Poher has written for a number of famous stage acts. He wrote "Mon essentiel" for the French musical comedy Le Roi Soleil, and co-wrote the song "Une autre vie" of the French stage production Cléopâtre, as well as "Le Ciel et l'Enfer" for the French musical production Dracula, l'amour plus fort que la mort.

==In Kyo comeback (2013)==
In July 2013, Poher announced he was joining his old bandmates in Kyo for a comeback and launched the band's new album L'équilibre in 2014 with two single releases, the title track "L'équilibre" and the single "Le Graal", both with accompanying music videos.

==Personal life==
On 25 August 2007, Benoît married Laetitia after a long relationship stretching to their adolescence.
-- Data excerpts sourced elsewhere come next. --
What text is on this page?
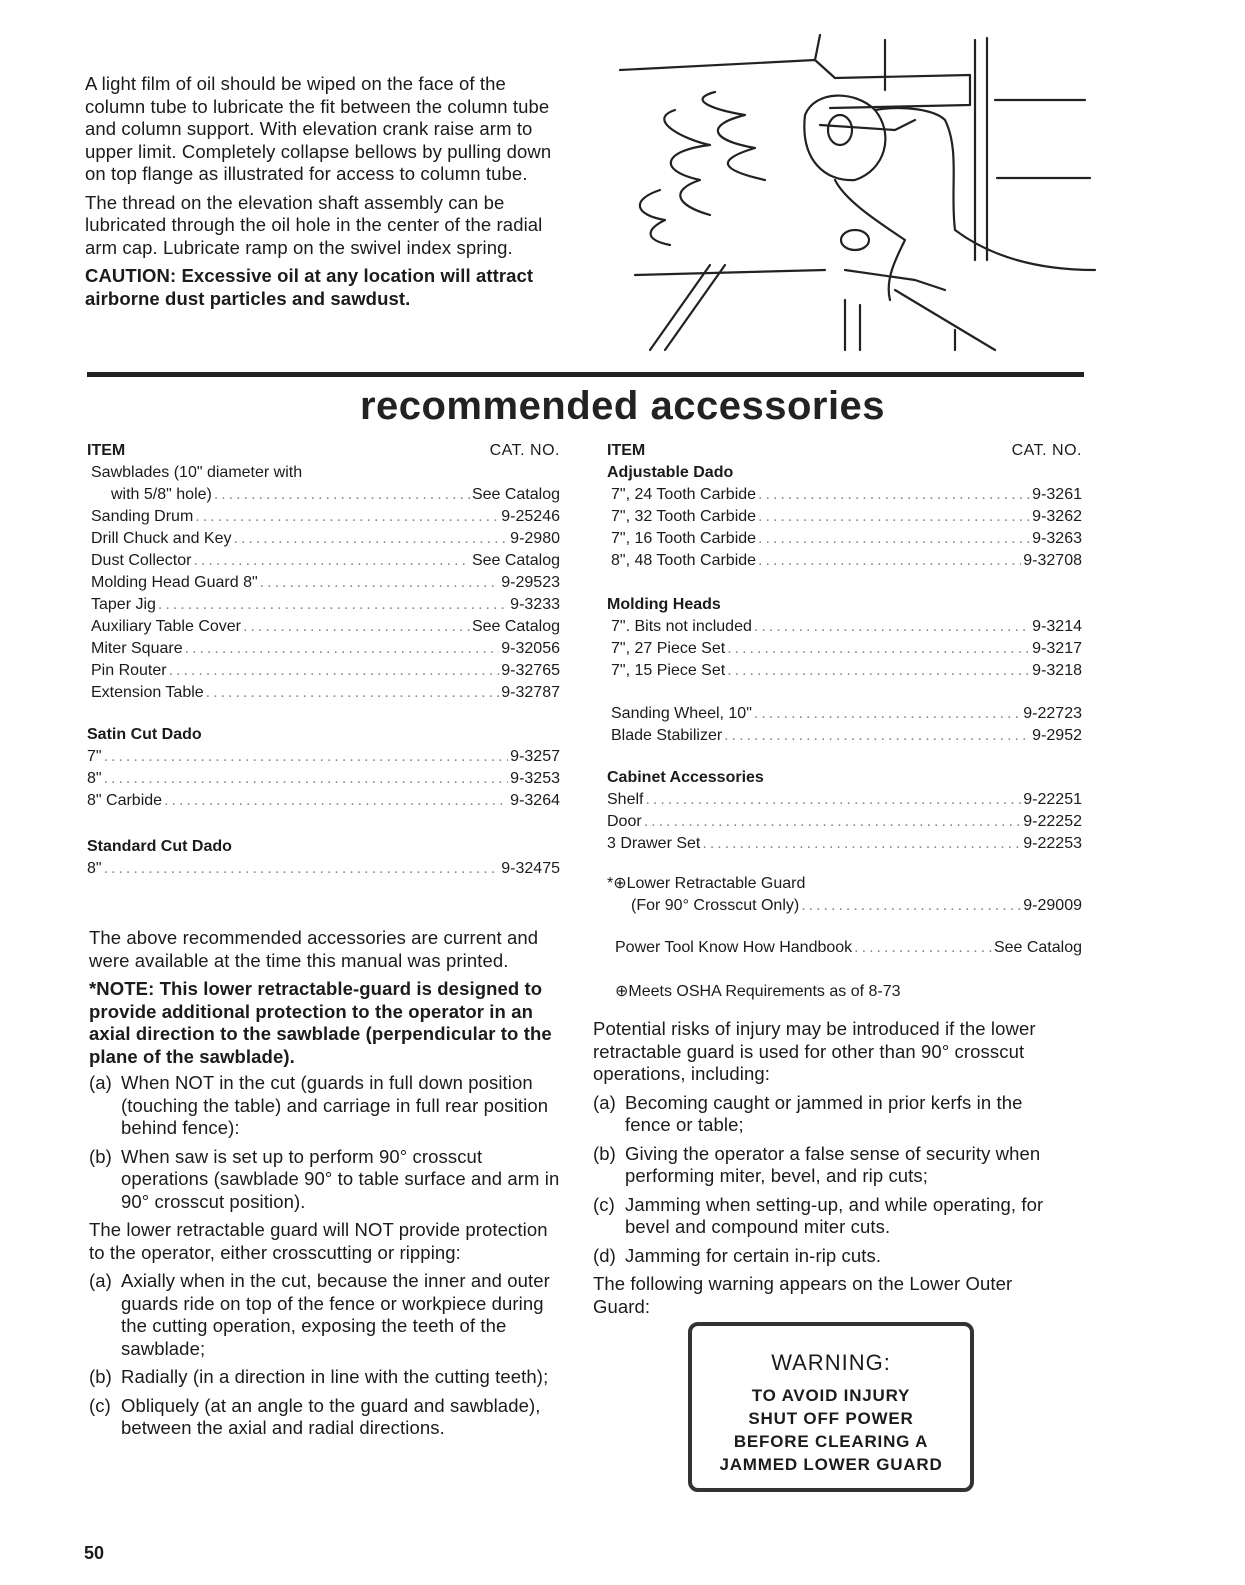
A light film of oil should be wiped on the face of the column tube to lubricate the fit between the column tube and column support. With elevation crank raise arm to upper limit. Completely collapse bellows by pulling down on top flange as illustrated for access to column tube.

The thread on the elevation shaft assembly can be lubricated through the oil hole in the center of the radial arm cap. Lubricate ramp on the swivel index spring.

CAUTION: Excessive oil at any location will attract airborne dust particles and sawdust.

recommended accessories
ITEM	CAT. NO.
Sawblades (10" diameter with
with 5/8" hole) .....	See Catalog
Sanding Drum .....	9-25246
Drill Chuck and Key .....	9-2980
Dust Collector .....	See Catalog
Molding Head Guard 8" .....	9-29523
Taper Jig .....	9-3233
Auxiliary Table Cover .....	See Catalog
Miter Square .....	9-32056
Pin Router .....	9-32765
Extension Table .....	9-32787
Satin Cut Dado
7" .....	9-3257
8" .....	9-3253
8" Carbide .....	9-3264
Standard Cut Dado
8" .....	9-32475
ITEM	CAT. NO.
Adjustable Dado
7", 24 Tooth Carbide .....	9-3261
7", 32 Tooth Carbide .....	9-3262
7", 16 Tooth Carbide .....	9-3263
8", 48 Tooth Carbide .....	9-32708
Molding Heads
7". Bits not included .....	9-3214
7", 27 Piece Set .....	9-3217
7", 15 Piece Set .....	9-3218
Sanding Wheel, 10" .....	9-22723
Blade Stabilizer .....	9-2952
Cabinet Accessories
Shelf .....	9-22251
Door .....	9-22252
3 Drawer Set .....	9-22253
*⊕Lower Retractable Guard
(For 90° Crosscut Only) .....	9-29009
Power Tool Know How Handbook .....	See Catalog
⊕Meets OSHA Requirements as of 8-73

The above recommended accessories are current and were available at the time this manual was printed.

*NOTE: This lower retractable-guard is designed to provide additional protection to the operator in an axial direction to the sawblade (perpendicular to the plane of the sawblade).

(a) When NOT in the cut (guards in full down position (touching the table) and carriage in full rear position behind fence):
(b) When saw is set up to perform 90° crosscut operations (sawblade 90° to table surface and arm in 90° crosscut position).

The lower retractable guard will NOT provide protection to the operator, either crosscutting or ripping:

(a) Axially when in the cut, because the inner and outer guards ride on top of the fence or workpiece during the cutting operation, exposing the teeth of the sawblade;
(b) Radially (in a direction in line with the cutting teeth);
(c) Obliquely (at an angle to the guard and sawblade), between the axial and radial directions.

Potential risks of injury may be introduced if the lower retractable guard is used for other than 90° crosscut operations, including:

(a) Becoming caught or jammed in prior kerfs in the fence or table;
(b) Giving the operator a false sense of security when performing miter, bevel, and rip cuts;
(c) Jamming when setting-up, and while operating, for bevel and compound miter cuts.
(d) Jamming for certain in-rip cuts.

The following warning appears on the Lower Outer Guard:

WARNING:
TO AVOID INJURY
SHUT OFF POWER
BEFORE CLEARING A
JAMMED LOWER GUARD
50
The couple have a son, Joshua, born in 2010.

His reputation was marred by his vocal support of the controversial French 2006 law DADVSI (the abbreviation of the French Loi sur le Droit d'Auteur et les Droits Voisins dans la Société de l'Information (in English: "law on authors' rights and related rights in the information society)), particularly after he cited a similar law in China that had led to the arrests of several offenders. However he disassociated himself of any further support in an interview in 2011.